Teacher-training students could be paid for the first time under plans for a modular post-graduate certificate in education course floated in the Government’s Green Paper on the teaching profession.
The paper says that undergraduates could integrate PGCE modules into their first degree. Classroom work - paid at the same rate as teaching assistants - would count towards their teaching qualification.
The paper says: “Students could gain experience and recognition by working as paid associates in a school while taking the relevant modules of the teaching course. Such approaches will increasingly break down the barriers between undergraduate and postgraduate training.”
Ministers want students to become “teaching associates”. They would bring new academic thinking into schools and get a taste of teaching that may encourage them to take it up full-time.
The Green Paper has prompted fears that higher education is being further by-passed. Professor Mike Newby, chair of the Universities Council for the Education of Teachers, warned of extra costs and said departments could be “massively destabilised”.
He said: “Forces abroad would like to circumvent higher education; we think they are wrong. Where is the evidence that the alternatives would work?” Ministers are clearly still concerned about the quality of new teachers. The Green Paper says the present system does not guarantee they have a “thorough grounding” in basic skills or that individuals merit Qualified Teacher Status.
New teachers will have to pass rigorous literacy, numeracy and information technology tests. Numeracy tests, to be piloted next summer, will be a national requirement from summer 2000; literacy and information technology tests will follow a year later.
External examiners of courses may have to be accredited by the Teacher Training Agency to ensure “QTS standards are sharp and consistent across the country”. UCET argues that means over-regulation.
A network of “training schools” with expanded computer facilities will be set up to support the growing number of school-centred initial teacher training courses.
Changes to employment-based training routes - expanded in October to attract more scientists and mathematicians working in other professions - could see funding go directly to the student, bypassing the universities.

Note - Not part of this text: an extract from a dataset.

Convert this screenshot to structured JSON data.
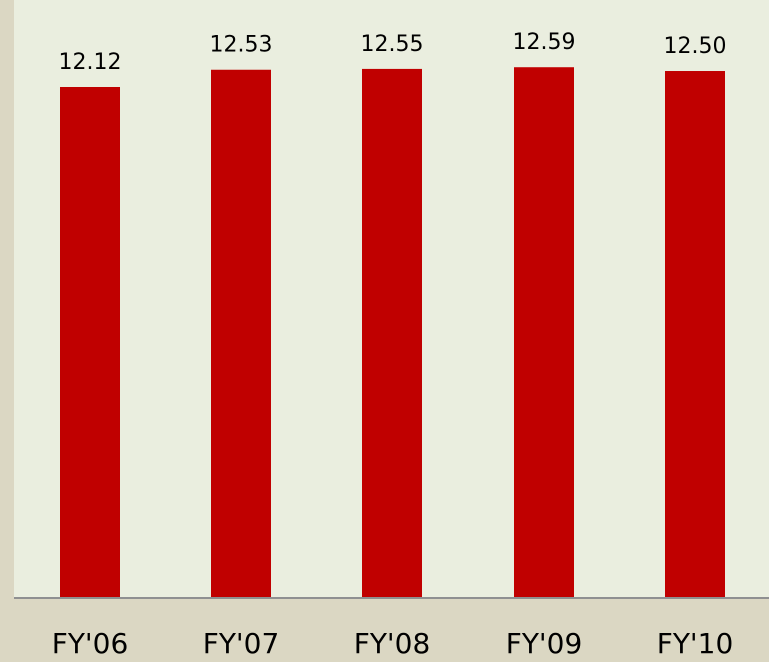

In-service training funds currently channelled through HE will increasingly go to school and university partnerships. The move is inspired by fears that grants are being “top-sliced” by universities to cover central costs instead of going entirely on training.
Much in-service training is criticised as “unsystematic and unfocused”. The paper proposes a new national framework, including a code of practice which would require providers to reflect latest research and inspection evidence and make a direct link between training and pupil performance.
Teachers would face a new contractual duty to keep their skills up to date, with their achievements recorded nationally on the new register of teachers to be kept by the General Teaching Council.